Pendekatan tersebut membuat Persib mampu mempertahankan daya saing sekaligus meningkatkan nilai bisnis klub dari tahun ke tahun.
Tantangan Presiden Klub Persib Bandung
Menjadi pemimpin klub sebesar Persib bukanlah tugas yang mudah. Selain harus mengejar prestasi di lapangan, manajemen juga dituntut menjaga kesehatan finansial perusahaan dan memenuhi ekspektasi jutaan Bobotoh.
Beberapa tantangan yang dihadapi antara lain:
Menjaga Prestasi Tim
Persib selalu menjadi kandidat juara di setiap musim. Target tinggi tersebut membuat manajemen harus memastikan kualitas skuad, pelatih, dan fasilitas selalu berada pada level terbaik.
Mengembangkan Pendapatan Klub
Di era sepak bola modern, klub tidak bisa hanya mengandalkan pemasukan dari sponsor atau tiket pertandingan. Persib terus mengembangkan sumber pendapatan lain seperti:
- Merchandise resmi.
- Hak siar.
- Lisensi produk.
- Aktivasi digital.
- Kemitraan komersial.
Diversifikasi pendapatan ini penting agar klub memiliki fondasi finansial yang kuat.
Memenuhi Harapan Bobotoh
Sebagai klub dengan basis suporter terbesar di Indonesia, setiap keputusan manajemen akan menjadi perhatian publik. Karena itu, komunikasi yang terbuka dan transparan menjadi salah satu aspek penting dalam kepemimpinan klub.
FAQ Presiden Klub Persib Bandung
Siapa presiden klub Persib Bandung sekarang?
Figur yang memimpin Persib Bandung saat ini adalah Glenn Timothy Sugita, yang menjabat sebagai CEO sekaligus Direktur Utama PT Persib Bandung Bermartabat (PT PBB), perusahaan pengelola resmi Persib Bandung.
Siapa pemilik Persib Bandung?
Persib Bandung dimiliki oleh PT Persib Bandung Bermartabat (PT PBB). Perusahaan ini memiliki beberapa pemegang saham, dengan Glenn Sugita sebagai salah satu tokoh utama dalam kepemimpinan dan pengelolaan klub.
Apa itu PT Persib Bandung Bermartabat?
PT Persib Bandung Bermartabat adalah badan usaha yang bertanggung jawab mengelola seluruh operasional Persib Bandung, mulai dari tim utama, akademi, pemasaran, sponsor, hingga pengembangan bisnis klub.
Berapa umur Persib Bandung?
Persib Bandung berdiri pada 14 Maret 1933. Pada tahun 2026, usia Persib telah mencapai 93 tahun.

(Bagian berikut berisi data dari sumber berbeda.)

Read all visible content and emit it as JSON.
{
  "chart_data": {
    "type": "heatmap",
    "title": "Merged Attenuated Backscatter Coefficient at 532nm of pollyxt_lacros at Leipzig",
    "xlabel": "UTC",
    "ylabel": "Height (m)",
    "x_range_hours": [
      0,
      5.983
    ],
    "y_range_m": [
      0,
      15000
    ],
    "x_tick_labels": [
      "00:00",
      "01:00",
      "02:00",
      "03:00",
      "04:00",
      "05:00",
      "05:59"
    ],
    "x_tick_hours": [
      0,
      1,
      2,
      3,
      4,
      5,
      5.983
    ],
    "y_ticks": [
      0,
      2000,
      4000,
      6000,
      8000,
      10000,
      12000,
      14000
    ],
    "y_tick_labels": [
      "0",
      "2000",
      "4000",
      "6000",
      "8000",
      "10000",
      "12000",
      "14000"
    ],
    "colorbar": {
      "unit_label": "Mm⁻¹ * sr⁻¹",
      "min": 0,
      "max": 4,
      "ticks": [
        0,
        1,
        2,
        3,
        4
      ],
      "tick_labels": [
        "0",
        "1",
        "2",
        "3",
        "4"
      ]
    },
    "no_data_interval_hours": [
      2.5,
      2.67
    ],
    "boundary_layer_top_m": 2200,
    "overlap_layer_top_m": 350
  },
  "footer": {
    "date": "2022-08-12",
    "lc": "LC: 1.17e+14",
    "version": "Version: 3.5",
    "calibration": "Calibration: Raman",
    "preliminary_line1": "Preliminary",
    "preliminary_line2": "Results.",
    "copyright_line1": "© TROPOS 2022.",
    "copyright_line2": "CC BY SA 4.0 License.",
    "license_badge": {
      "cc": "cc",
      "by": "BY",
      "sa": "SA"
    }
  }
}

Apa tugas Presiden Klub Persib?
Secara umum, presiden klub atau pimpinan tertinggi klub bertugas:
- Menentukan arah strategi klub.
- Mengawasi operasional perusahaan.
- Menjalin kerja sama bisnis.
- Menetapkan kebijakan jangka panjang.
- Mendukung kebutuhan tim agar mampu bersaing di level tertinggi.
Kesimpulan
Jika kamu mencari informasi mengenai presiden klub Persib Bandung, sosok yang memimpin klub saat ini adalah Glenn Timothy Sugita melalui jabatannya sebagai CEO dan Direktur Utama PT Persib Bandung Bermartabat (PT PBB). Di bawah kepemimpinannya, Persib berkembang menjadi salah satu klub sepak bola profesional dengan tata kelola terbaik di Indonesia.

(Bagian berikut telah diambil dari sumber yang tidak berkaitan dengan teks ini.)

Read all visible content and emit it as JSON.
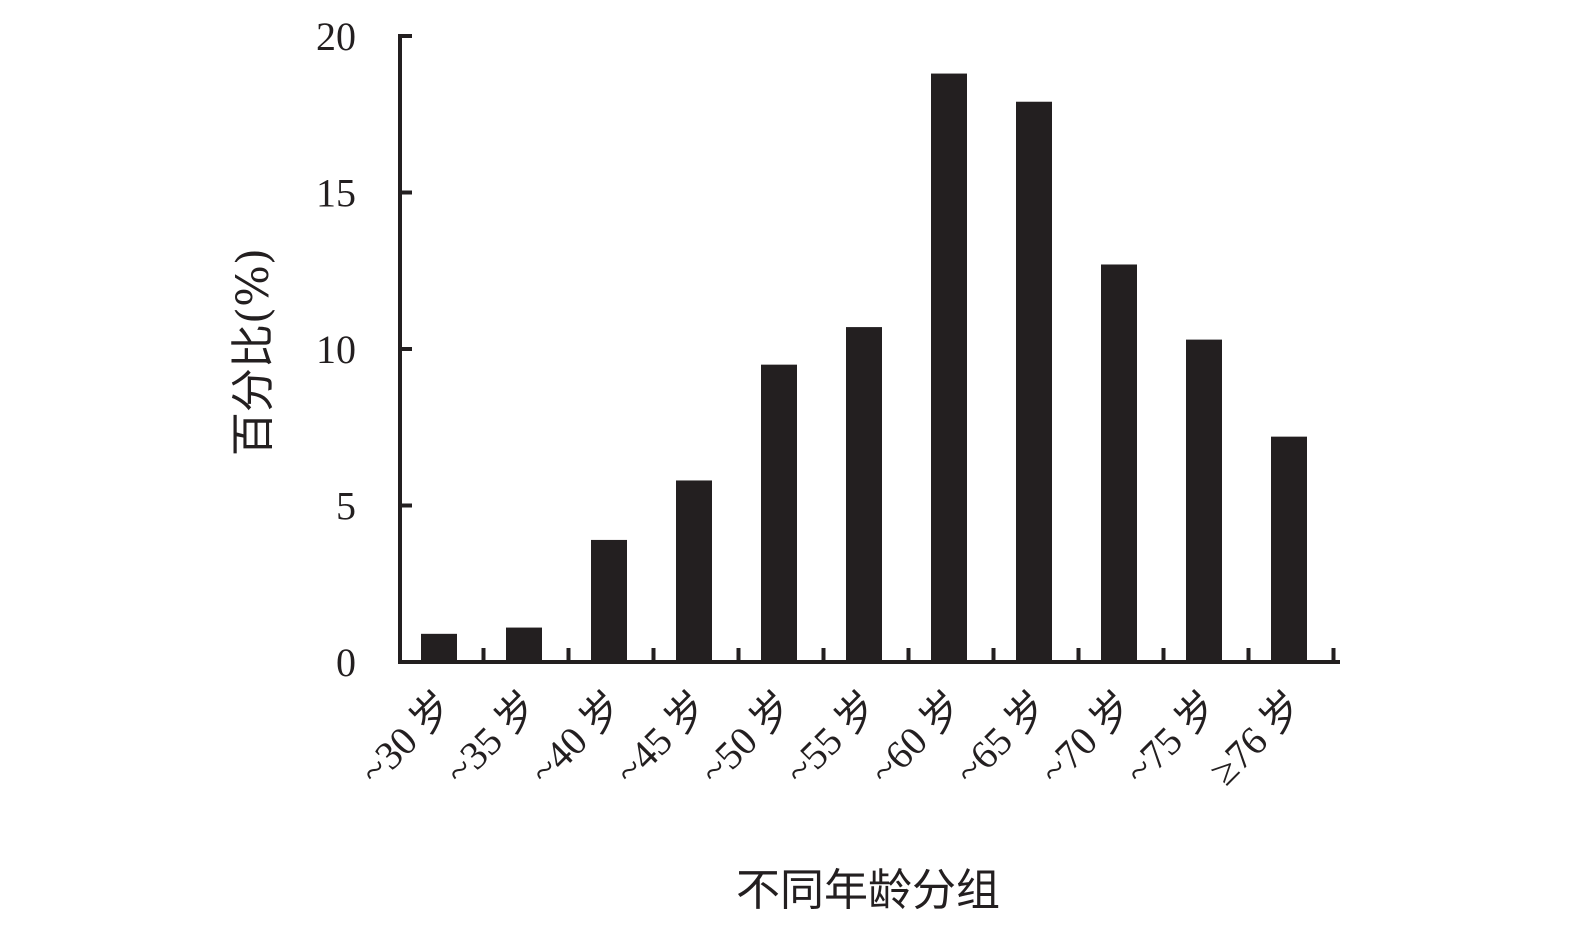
{
  "colors": {
    "bar": "#231f20",
    "axis": "#231f20",
    "text": "#231f20"
  },
  "chart_data": {
    "type": "bar",
    "title": "",
    "xlabel": "不同年龄分组",
    "ylabel": "百分比(%)",
    "categories": [
      "~30 岁",
      "~35 岁",
      "~40 岁",
      "~45 岁",
      "~50 岁",
      "~55 岁",
      "~60 岁",
      "~65 岁",
      "~70 岁",
      "~75 岁",
      "≥76 岁"
    ],
    "values": [
      0.9,
      1.1,
      3.9,
      5.8,
      9.5,
      10.7,
      18.8,
      17.9,
      12.7,
      10.3,
      7.2
    ],
    "ylim": [
      0,
      20
    ],
    "yticks": [
      "0",
      "5",
      "10",
      "15",
      "20"
    ],
    "grid": false,
    "legend": "none"
  }
}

Keberhasilan Persib tidak hanya terlihat dari prestasi di lapangan, tetapi juga dari perkembangan bisnis klub, peningkatan kualitas organisasi, dan penguatan identitas sebagai salah satu klub terbesar di Asia Tenggara.
Dengan fondasi yang kuat serta dukungan jutaan Bobotoh, Persib terus berupaya menjaga konsistensi sebagai klub yang kompetitif, modern, dan berkelanjutan.